The NOI teachings infused with Black pride and Black Nationalism has a profound effect on Malcolm and he surrendered his criminal lifestyle and became a devotee. Malcolm was able to quit drugs, alcohol, smoking, and his criminal ways by changing the focus. His new focus was the NOI and empowering his people through its teachings. Malcolm's new focus, natural charisma, and hard work ethic allowed him to grow rapidly in the NOI ranks. Eventually he became the right hand man of Elijah Muhammad.
For several years Malcolm espoused the NOI dogma aggressively. He blamed white people for all of the ills and suffering of African-Americans and pushed for a separate state. Over time Malcolm eventually realized that the NOI had strong elements of corruption that stemmed all the way from the top. He tried to rationalize the corruption he came across but eventually he had to look into it further.
Not longer thereafter, Malcolm was kicked out of the NOI for making some disparaging remarks about the assassination of President John F Kennedy. Some believe this was just a convenient way to get Malcolm out of the organization before he learned too much. After all he was a highly influential leader and could cause problems for the corrupt members of the organization.
Once out of the NOI, Malcolm spent volumes of time studying traditional Islam and was startled with the incredible discrepancies. For example, unlike the NOI, traditional Islam does not teach that an evil scientist named Yacub made white people. Traditional Islam does not state that any one race is superior to another.
The serious discrepancies between the Nation of Islam and traditional Islam became even more apparent to Malcolm after he made a pilgrimage to Mecca in Saudi Arabia. In Mecca, Malcolm met Muslims of all nationalities and races. He had many human rights discussions with Muslims from all over the world and came to the conclusion that no one corners the market on human suffering. It is a global problem that needs to be addressed globally.

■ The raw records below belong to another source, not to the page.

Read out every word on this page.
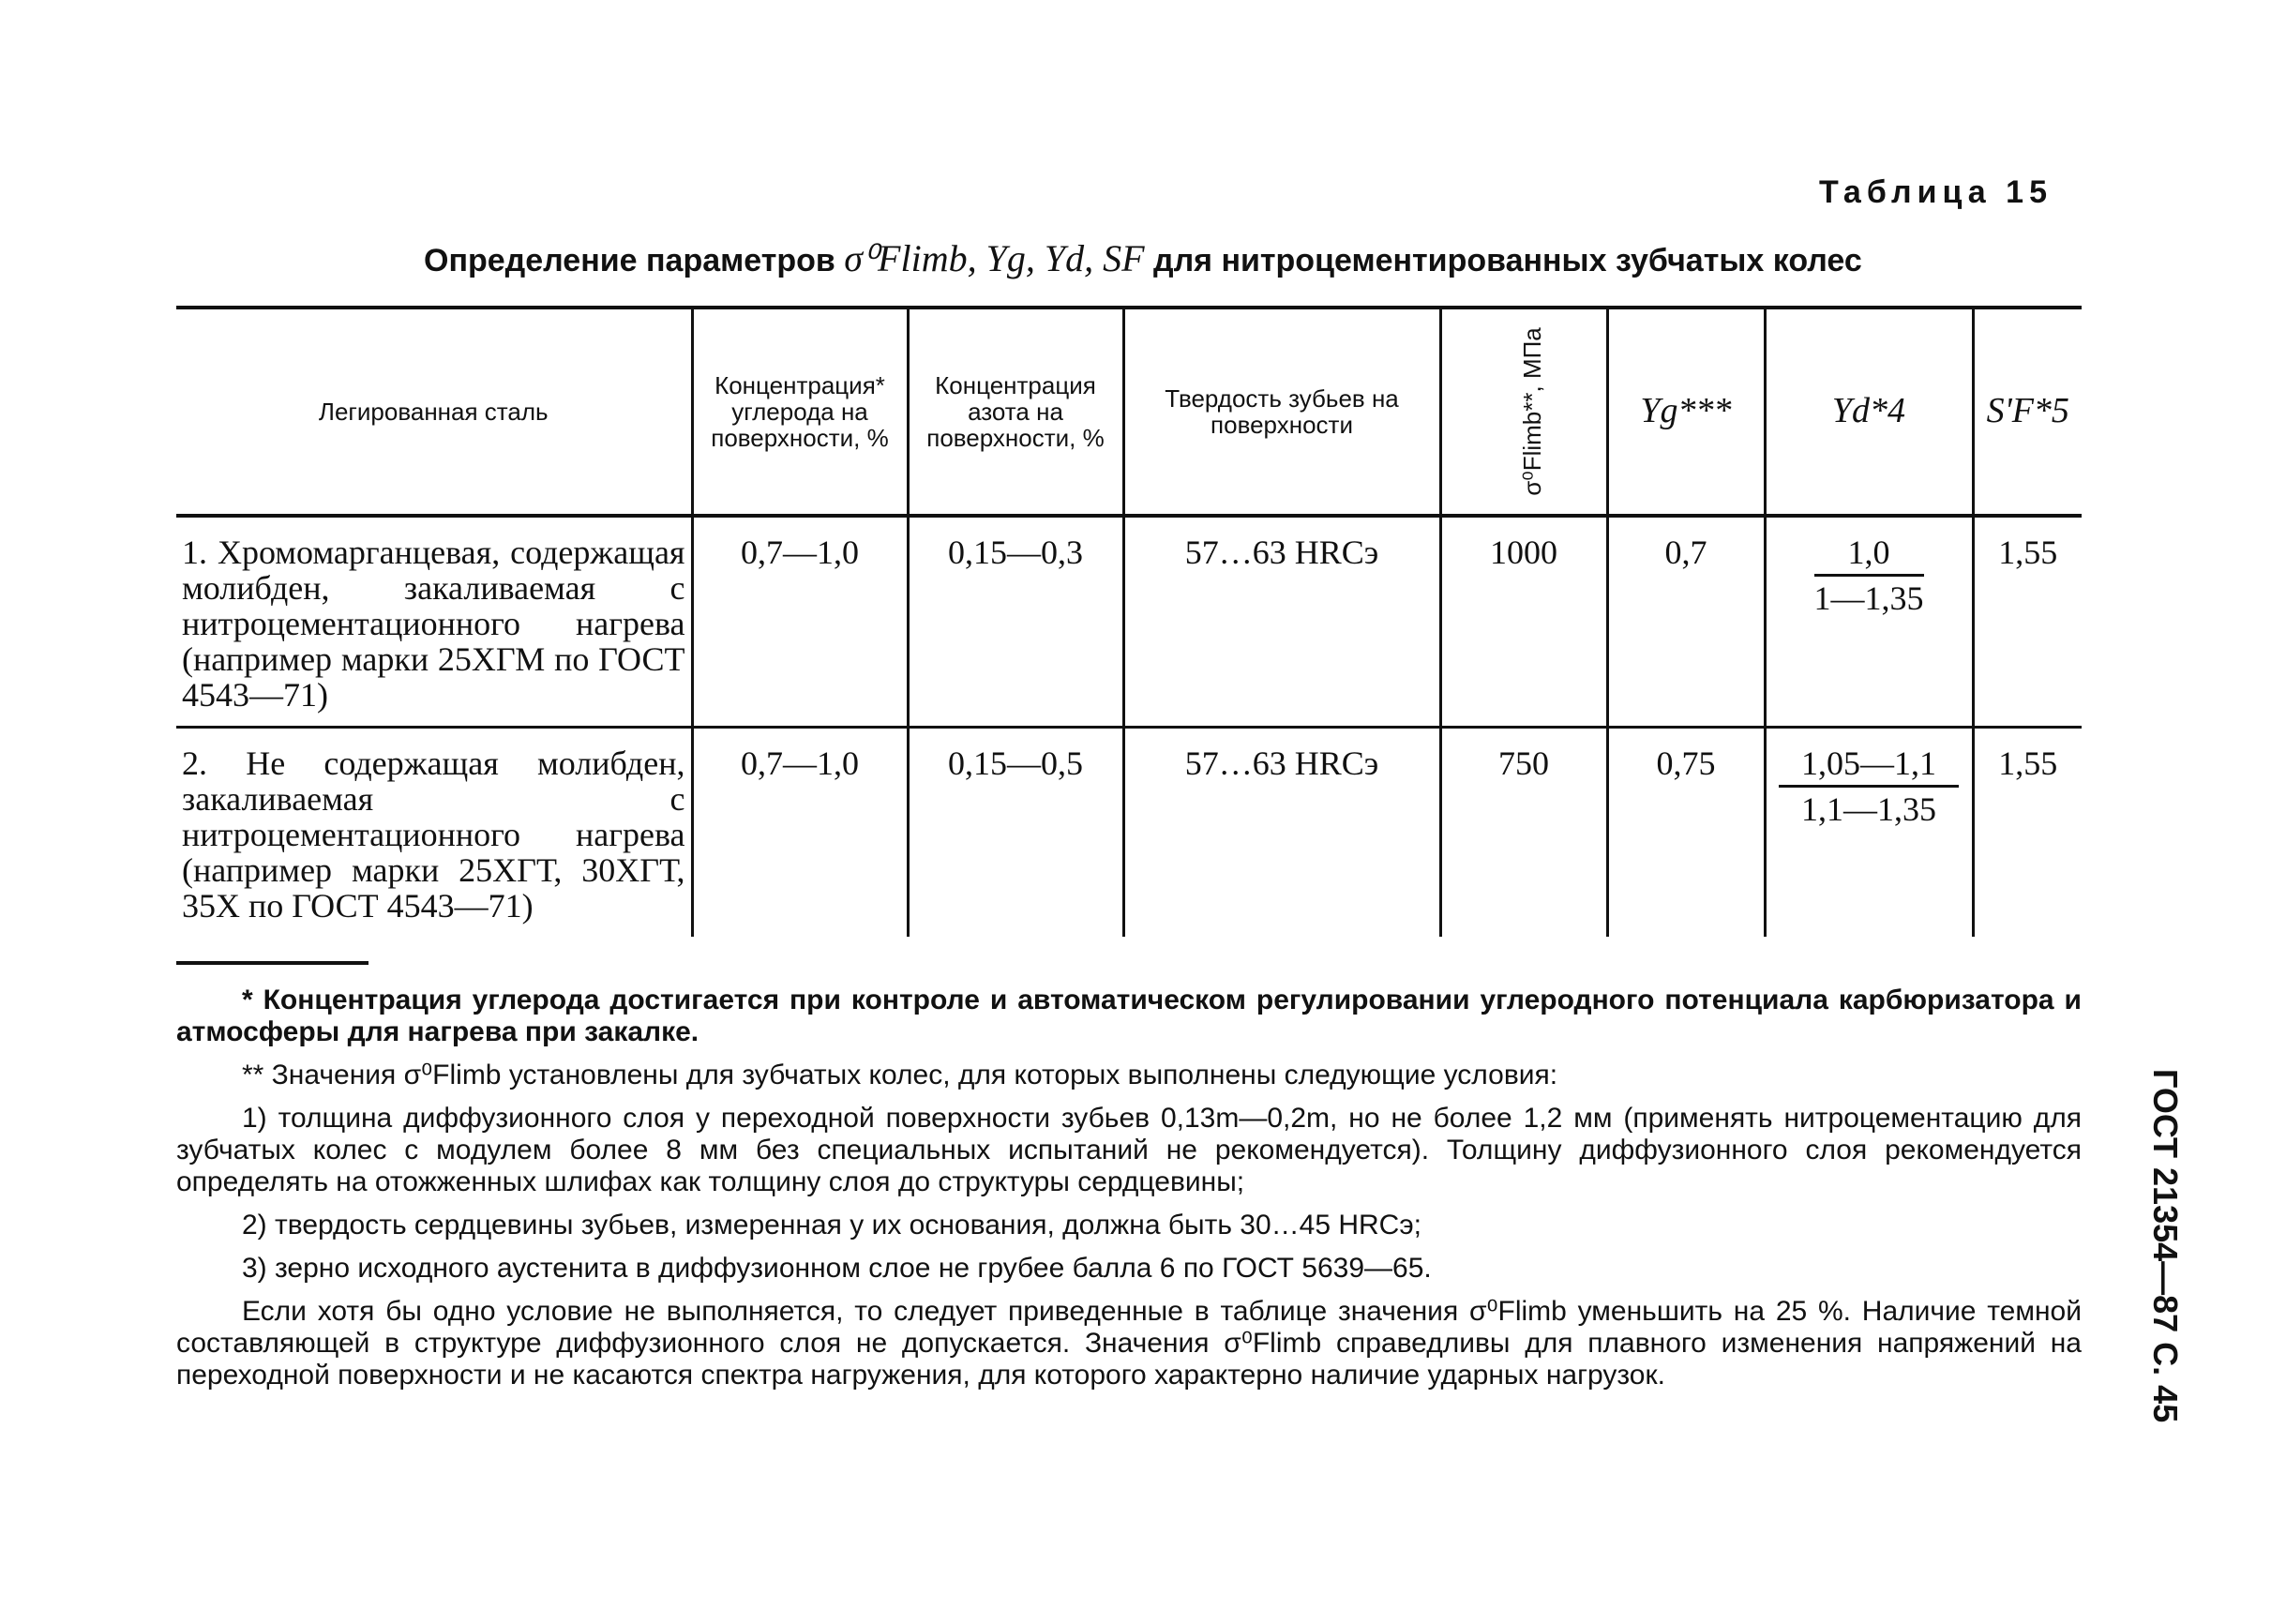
Таблица 15
Определение параметров σ⁰Flimb, Yg, Yd, SF для нитроцементированных зубчатых колес
Легированная сталь	Концентрация* углерода на поверхности, %	Концентрация азота на поверхности, %	Твердость зубьев на поверхности	σ⁰Flimb**, МПа	Yg***	Yd*4	S'F*5
1. Хромомарганцевая, содержащая молибден, закаливаемая с нитроцементационного нагрева (например марки 25ХГМ по ГОСТ 4543—71)	0,7—1,0	0,15—0,3	57…63 HRCэ	1000	0,7	$\frac{1,0}{1—1,35}$	1,55
2. Не содержащая молибден, закаливаемая с нитроцементационного нагрева (например марки 25ХГТ, 30ХГТ, 35Х по ГОСТ 4543—71)	0,7—1,0	0,15—0,5	57…63 HRCэ	750	0,75	$\frac{1,05—1,1}{1,1—1,35}$	1,55

* Концентрация углерода достигается при контроле и автоматическом регулировании углеродного потенциала карбюризатора и атмосферы для нагрева при закалке.

** Значения σ⁰Flimb установлены для зубчатых колес, для которых выполнены следующие условия:

1) толщина диффузионного слоя у переходной поверхности зубьев 0,13m—0,2m, но не более 1,2 мм (применять нитроцементацию для зубчатых колес с модулем более 8 мм без специальных испытаний не рекомендуется). Толщину диффузионного слоя рекомендуется определять на отожженных шлифах как толщину слоя до структуры сердцевины;

2) твердость сердцевины зубьев, измеренная у их основания, должна быть 30…45 HRCэ;

3) зерно исходного аустенита в диффузионном слое не грубее балла 6 по ГОСТ 5639—65.

Если хотя бы одно условие не выполняется, то следует приведенные в таблице значения σ⁰Flimb уменьшить на 25 %. Наличие темной составляющей в структуре диффузионного слоя не допускается. Значения σ⁰Flimb справедливы для плавного изменения напряжений на переходной поверхности и не касаются спектра нагружения, для которого характерно наличие ударных нагрузок.	ГОСТ 21354—87 С. 45
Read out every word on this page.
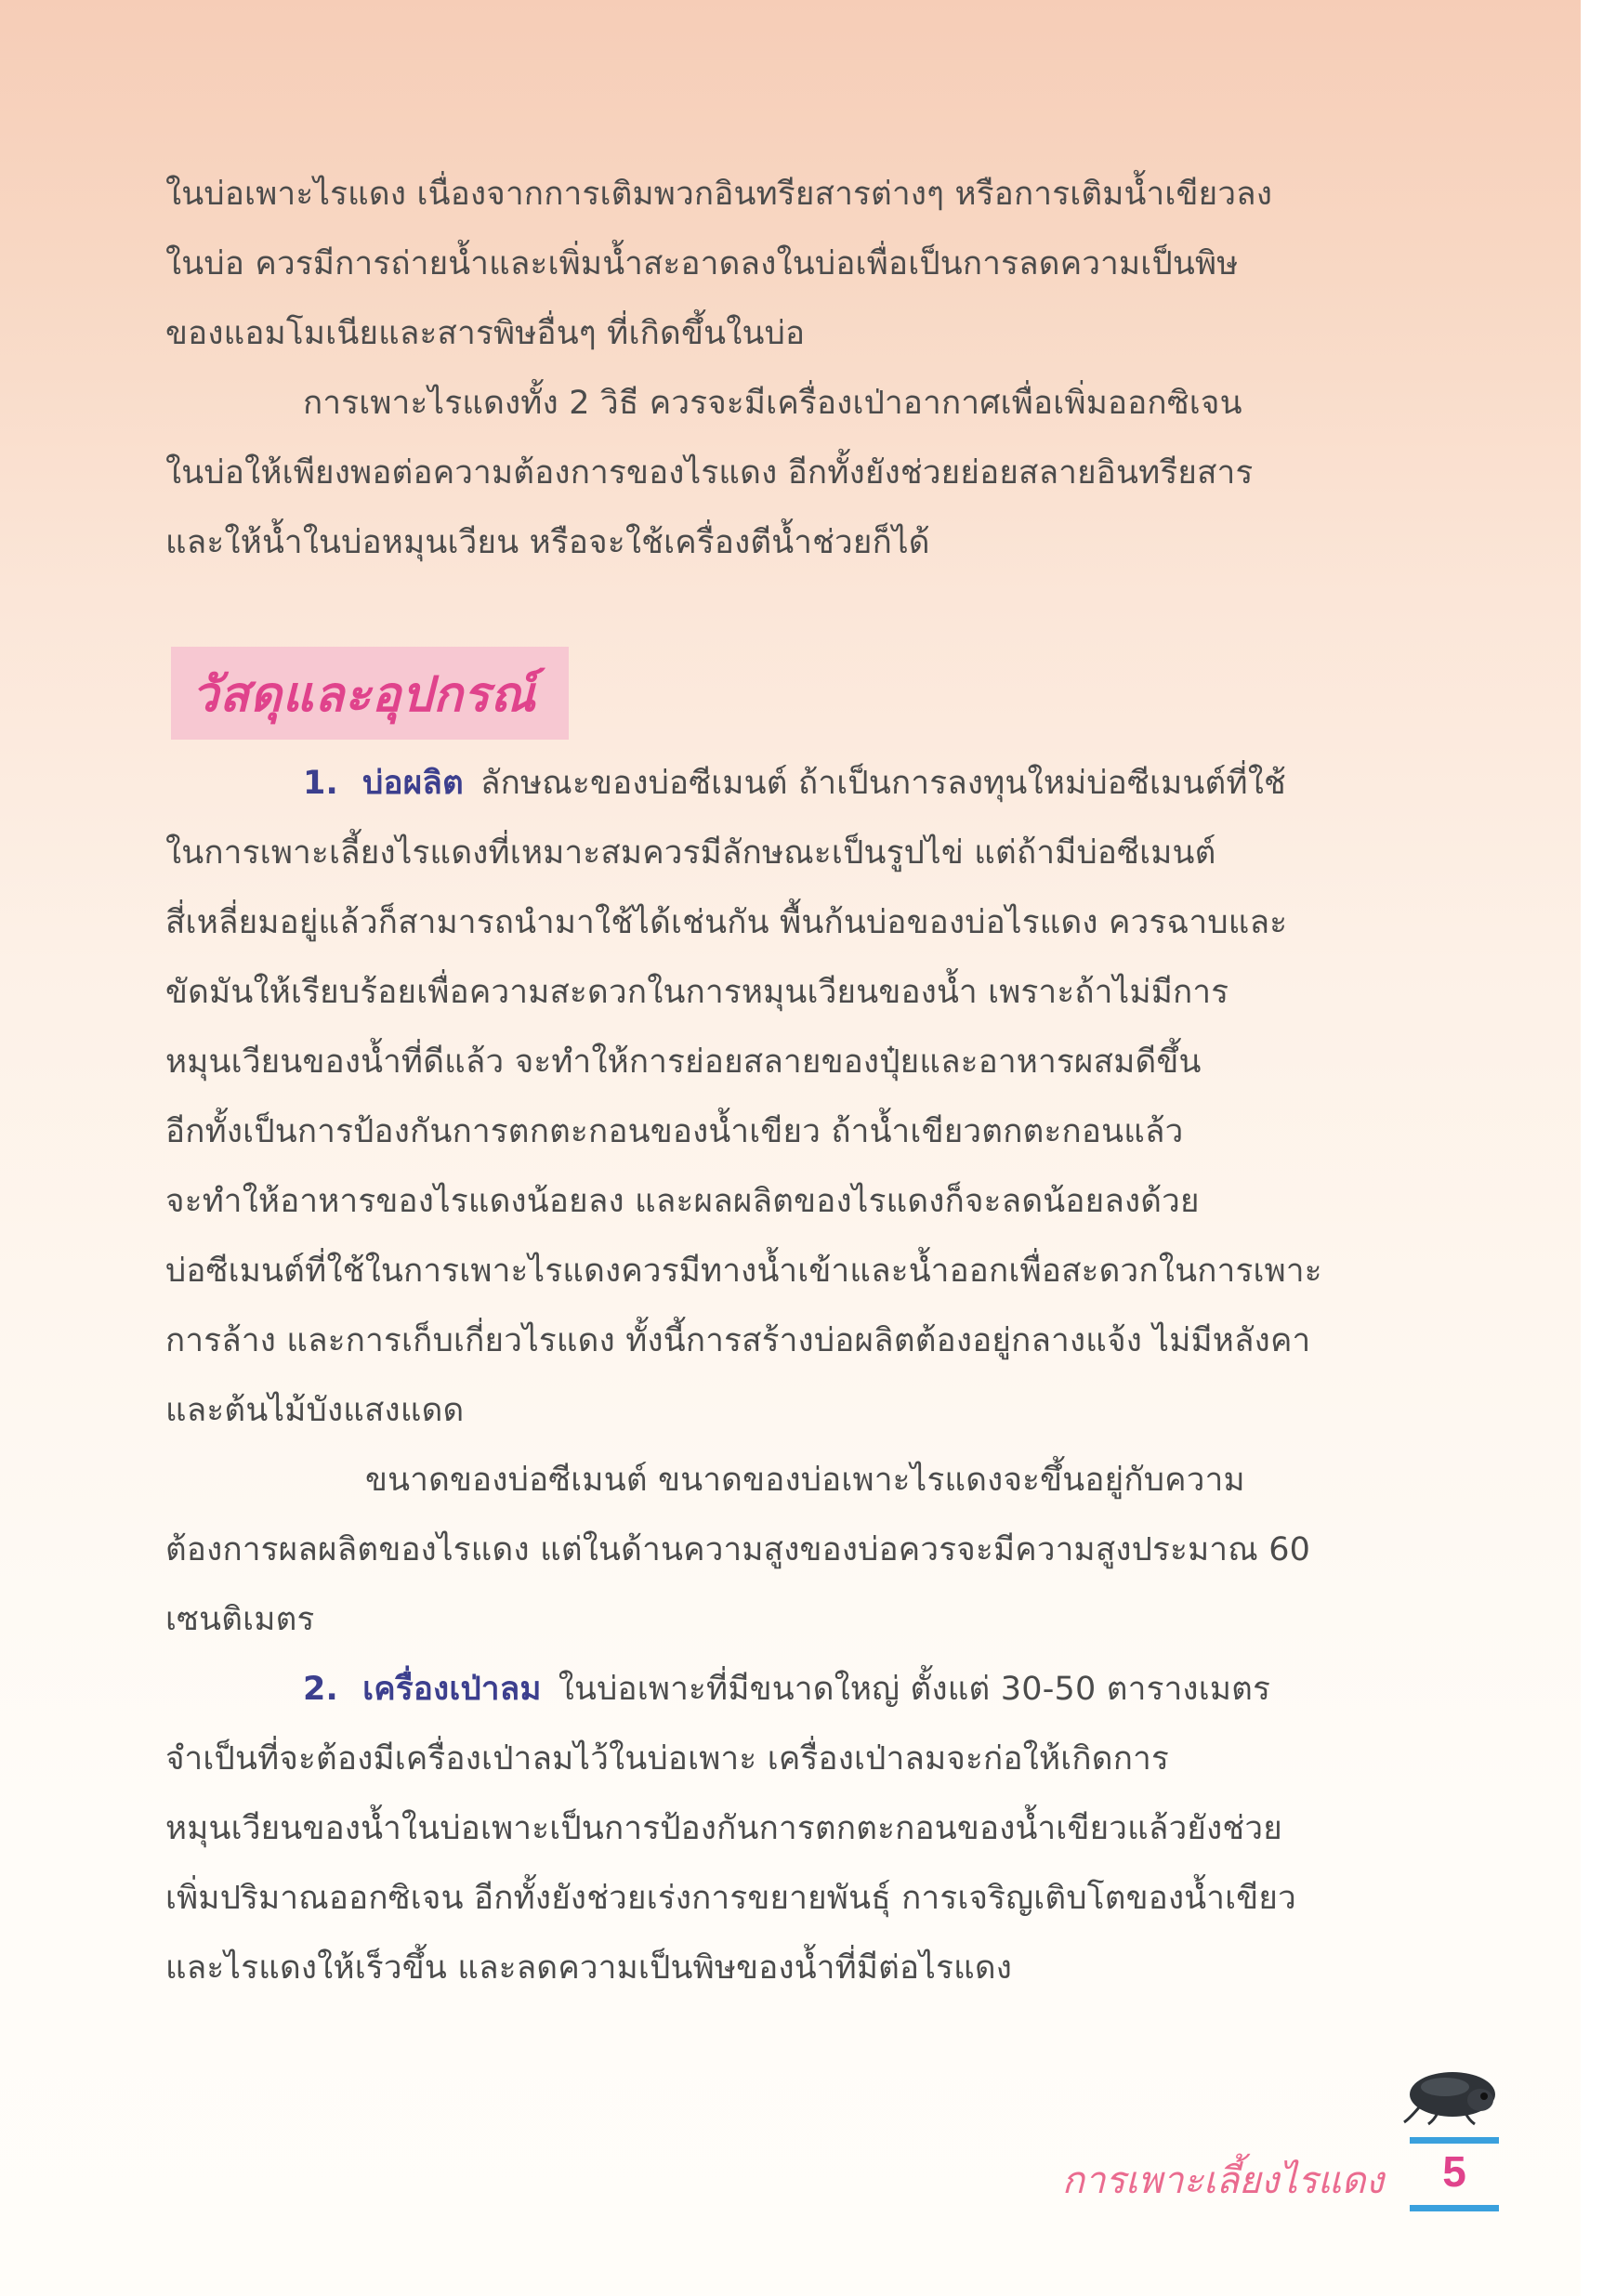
ในบ่อเพาะไรแดง เนื่องจากการเติมพวกอินทรียสารต่างๆ หรือการเติมน้ำเขียวลง
ในบ่อ ควรมีการถ่ายน้ำและเพิ่มน้ำสะอาดลงในบ่อเพื่อเป็นการลดความเป็นพิษ
ของแอมโมเนียและสารพิษอื่นๆ ที่เกิดขึ้นในบ่อ
การเพาะไรแดงทั้ง 2 วิธี ควรจะมีเครื่องเป่าอากาศเพื่อเพิ่มออกซิเจน
ในบ่อให้เพียงพอต่อความต้องการของไรแดง อีกทั้งยังช่วยย่อยสลายอินทรียสาร
และให้น้ำในบ่อหมุนเวียน หรือจะใช้เครื่องตีน้ำช่วยก็ได้
วัสดุและอุปกรณ์
1. บ่อผลิต ลักษณะของบ่อซีเมนต์ ถ้าเป็นการลงทุนใหม่บ่อซีเมนต์ที่ใช้
ในการเพาะเลี้ยงไรแดงที่เหมาะสมควรมีลักษณะเป็นรูปไข่ แต่ถ้ามีบ่อซีเมนต์
สี่เหลี่ยมอยู่แล้วก็สามารถนำมาใช้ได้เช่นกัน พื้นก้นบ่อของบ่อไรแดง ควรฉาบและ
ขัดมันให้เรียบร้อยเพื่อความสะดวกในการหมุนเวียนของน้ำ เพราะถ้าไม่มีการ
หมุนเวียนของน้ำที่ดีแล้ว จะทำให้การย่อยสลายของปุ๋ยและอาหารผสมดีขึ้น
อีกทั้งเป็นการป้องกันการตกตะกอนของน้ำเขียว ถ้าน้ำเขียวตกตะกอนแล้ว
จะทำให้อาหารของไรแดงน้อยลง และผลผลิตของไรแดงก็จะลดน้อยลงด้วย
บ่อซีเมนต์ที่ใช้ในการเพาะไรแดงควรมีทางน้ำเข้าและน้ำออกเพื่อสะดวกในการเพาะ
การล้าง และการเก็บเกี่ยวไรแดง ทั้งนี้การสร้างบ่อผลิตต้องอยู่กลางแจ้ง ไม่มีหลังคา
และต้นไม้บังแสงแดด
ขนาดของบ่อซีเมนต์ ขนาดของบ่อเพาะไรแดงจะขึ้นอยู่กับความ
ต้องการผลผลิตของไรแดง แต่ในด้านความสูงของบ่อควรจะมีความสูงประมาณ 60
เซนติเมตร
2. เครื่องเป่าลม ในบ่อเพาะที่มีขนาดใหญ่ ตั้งแต่ 30-50 ตารางเมตร
จำเป็นที่จะต้องมีเครื่องเป่าลมไว้ในบ่อเพาะ เครื่องเป่าลมจะก่อให้เกิดการ
หมุนเวียนของน้ำในบ่อเพาะเป็นการป้องกันการตกตะกอนของน้ำเขียวแล้วยังช่วย
เพิ่มปริมาณออกซิเจน อีกทั้งยังช่วยเร่งการขยายพันธุ์ การเจริญเติบโตของน้ำเขียว
และไรแดงให้เร็วขึ้น และลดความเป็นพิษของน้ำที่มีต่อไรแดง
การเพาะเลี้ยงไรแดง	5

Malcolm again had the courage to evolve when the truth slapped him in the face. He could no longer bury his head in the sand and instead went on to embrace traditional Islam and denounce the teachings of Elijah Muhammad and the Nation of Islam. Even when death threats were made against Malcolm and his family he stayed the course.
In the book American Conspiracies, Jesse Ventura states that Malcolm had a meeting with Martin Luther King Jr. and that they were planning on collaborating to push civil rights further in the U.S. Tragically both were eventually assassinated before they were able to bring this vision to fruition.
It would have been interesting to see how Malcolm continued to evolve as he got older. While we will never know, there is something we can learn from Malcolm on having the courage to evolve. Just because Malcolm was a criminal as a young man didn't mean that he had to be a criminal for the rest of his life. Just because he was seduced by anger and racism at one time in his life did not mean he had to be a racist for the rest of his life.
He had the courage to evolve as he went through the craziness of the human condition. Many people remember Malcolm for his anger against white people and assume that was all he was about. Imagine for a second that you are judged for the person you were twenty years ago or when you were a teenager. Would you say that is a fair assessment of who you are now? I think it is safe to say that we have all done things in our lives that we're not proud of. While we cannot go back in time and make changes we can choose to evolve now and become something better.
- 08-25-2010, 11:23 PM
I find this stuff really interesting - a lot of human psychology and behavior.
We all have egos and with some being larger than others. Identifying a need to improve oneself (ie evolve) requires us to admit that we are less than perfect. This can be really challenging for those who are not comfortable in their own skins.
Also, in the context of the Malcolm X example, society is generally not forgiving to those that flip flop on their positions, even when new information is introduced.